Mendham graphical abstract

Amy E. Mendham, Lisa K. Micklesfield, Fredrik Karpe, Andre Pascal Kengne, Tinashe Chikowore, Clement N. Kufe, Maphoko Masemola, Nigel J. Crowther, Shane A. Norris, Tommy Olsson, Sölve Elmståhl, Tove Fall, Lars Lind, Julia H. Goedecke

The pathogenesis of type 2 diabetes appears to differ between Black Africans and Europeans, but the diagnostic criteria are the same. In this issue, Mendham et al ( highlight biomarkers that are both similar and different between Black African and European cohorts who have different lifestyles and sociodemographic profiles. The authors identified 73 proteins associated with impaired glucose metabolism and/or type 2 diabetes in a cohort of middle-aged Black South African men and women, of which 34 proteins were validated in a European cohort.
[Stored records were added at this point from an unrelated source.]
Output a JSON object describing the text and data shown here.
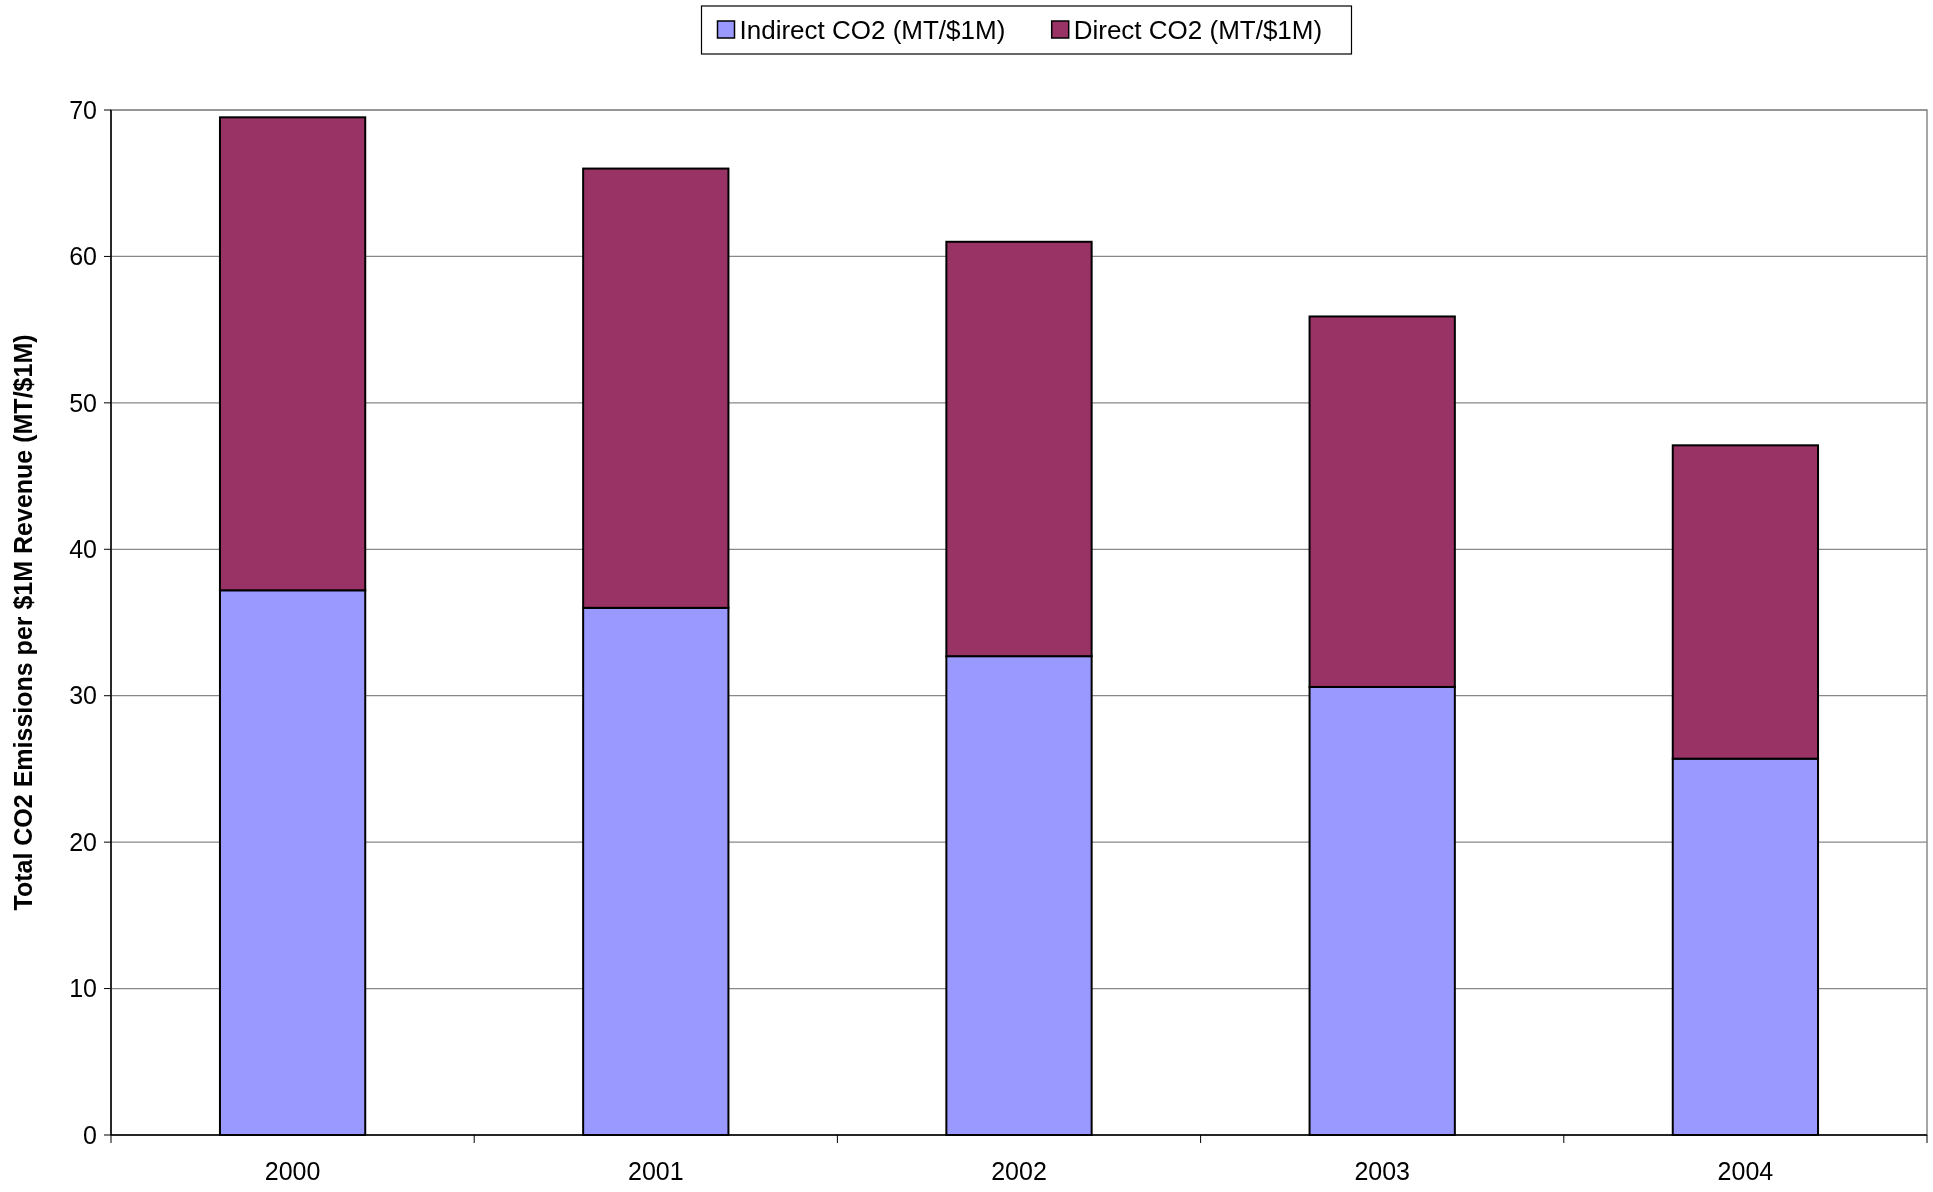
{
  "chart_data": {
    "type": "bar",
    "stacked": true,
    "ylabel": "Total CO2 Emissions per $1M Revenue (MT/$1M)",
    "categories": [
      "2000",
      "2001",
      "2002",
      "2003",
      "2004"
    ],
    "series": [
      {
        "name": "Indirect CO2 (MT/$1M)",
        "color": "#9999ff",
        "values": [
          37.2,
          36.0,
          32.7,
          30.6,
          25.7
        ]
      },
      {
        "name": "Direct CO2 (MT/$1M)",
        "color": "#993366",
        "values": [
          32.3,
          30.0,
          28.3,
          25.3,
          21.4
        ]
      }
    ],
    "ylim": [
      0,
      70
    ],
    "yticks": [
      0,
      10,
      20,
      30,
      40,
      50,
      60,
      70
    ],
    "grid": "y",
    "legend": "top"
  }
}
Among the validated proteins, 11 were associated with components of type 2 diabetes pathophysiology such as fasting insulin resistance, peripheral insulin sensitivity and beta cell function. The African-specific biomarkers identified require validation in independent African cohorts to not only identify unique risk markers, but also to increase our understanding of the pathophysiology of type 2 diabetes in African populations.